The patient, who’s medical history included kidney disease, was to undergo a knee replacement for arthritis. Anaesthetic review confirmed he was fit for surgery at the Defendant’s Hospital. Following surgery there was no plan to monitor his kidney function or the level of anticoagulation. At day 1 post-op he was suspected to be suffering from a pulmonary embolism. He remained on the full dose of therapeutic blood thinners and a CT with contrast (which carries a major risk of acute kidney damage) was arranged. His kidney function and anticoagulation levels were not regularly monitored.
The CT demonstrated a pulmonary embolism and a Consultant Haematologist advised discontinuance of aspirin. Despite this recommendation, the prescription of aspirin continued together with full doses of blood thinning medication. This all increased the patient’s risk of haemorrhage.
Later the patient suffered an episode of collapse with coffee ground vomit and his kidney injury became worse. His haemoglobin levels significantly dropped. Despite these significant red flags, no endoscopy or other investigations were carried out to rule out the possibility of an upper gastrointestinal bleed. His kidney injury continued to deteriorate. Haemoglobin levels did improve following transfusion but remained significantly lower than pre-operative levels. On day 8 post-op, the patient went into cardiac arrest following a significant drop in haemoglobin levels and sadly passed away. A post mortem confirmed the primary cause of death was an upper gastrointestinal bleed secondary to anticoagulation therapy for pulmonary embolism following surgery and an inquest was held which confirmed the cause of death.

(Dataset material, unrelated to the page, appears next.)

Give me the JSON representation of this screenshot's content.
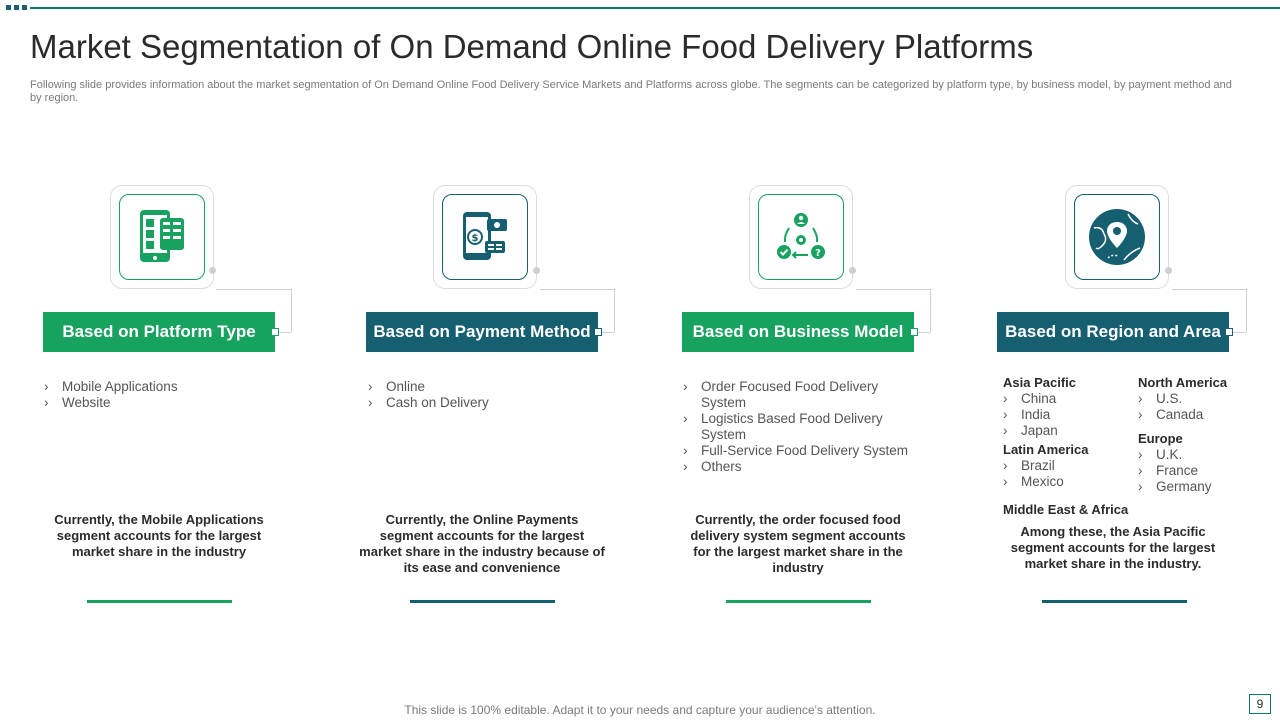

Lauren was instructed by the patient’s family to represent their interests at Inquest and to investigate a potential clinical negligence claim. Expert evidence was obtained from a Consultant Intensivist and a Consultant Hepatobiliary, Pancreatic and General Surgeon, both of whom were supportive of the Claimant’s claim. A detailed Letter of Claim was served on the Defendant identifying numerous breaches of duty including failure to appropriately account for the patient’s history of kidney disease in managing his risk for embolism and haemorrhage post operatively, failure to monitor haemoglobin and renal levels, failure to ensure the patient was not being over-anticoagulated and failing to discontinue his regular medications after developing symptoms of pulmonary embolism.
It was further alleged there was a breach in continuing aspirin contrary to haematological advice, failure to adequately control/reduce the patient’s increasing kidney injury and failing to suspect or investigate an upper gastrointestinal bleed. It was argued that as a result of the alleged breaches of duty, the patient became over-anticoagulated and became at increased risk of spontaneous bleeds. It was also alleged that had investigations been carried out, the patient would have been amenable to endoscopic treatment and anticoagulation therapy would have been revised and reduced. It was argued that with appropriate monitoring and treatment the fatal upper gastrointestinal bleed would have been avoided and the patient would have survived.
Following receipt of the Claimant’s detailed allegations, the Defendant continued to deny liability. Proceedings were issued at Court and served on the Defendant. Days before the Defendant was due to serve the Defence, negotiations commenced, and a financial settlement was reached on behalf of the patient’s Estate.
Lauren comments “This case has been particularly complex and robustly denied by the Defendant. I am very pleased to have reached settlement for the patient’s family and hope they can begin to put this litigation behind them.” Lauren’s client comments “Thank you Lauren for all the care and attention you gave to getting justice for us. Everyone has been so professional and caring.”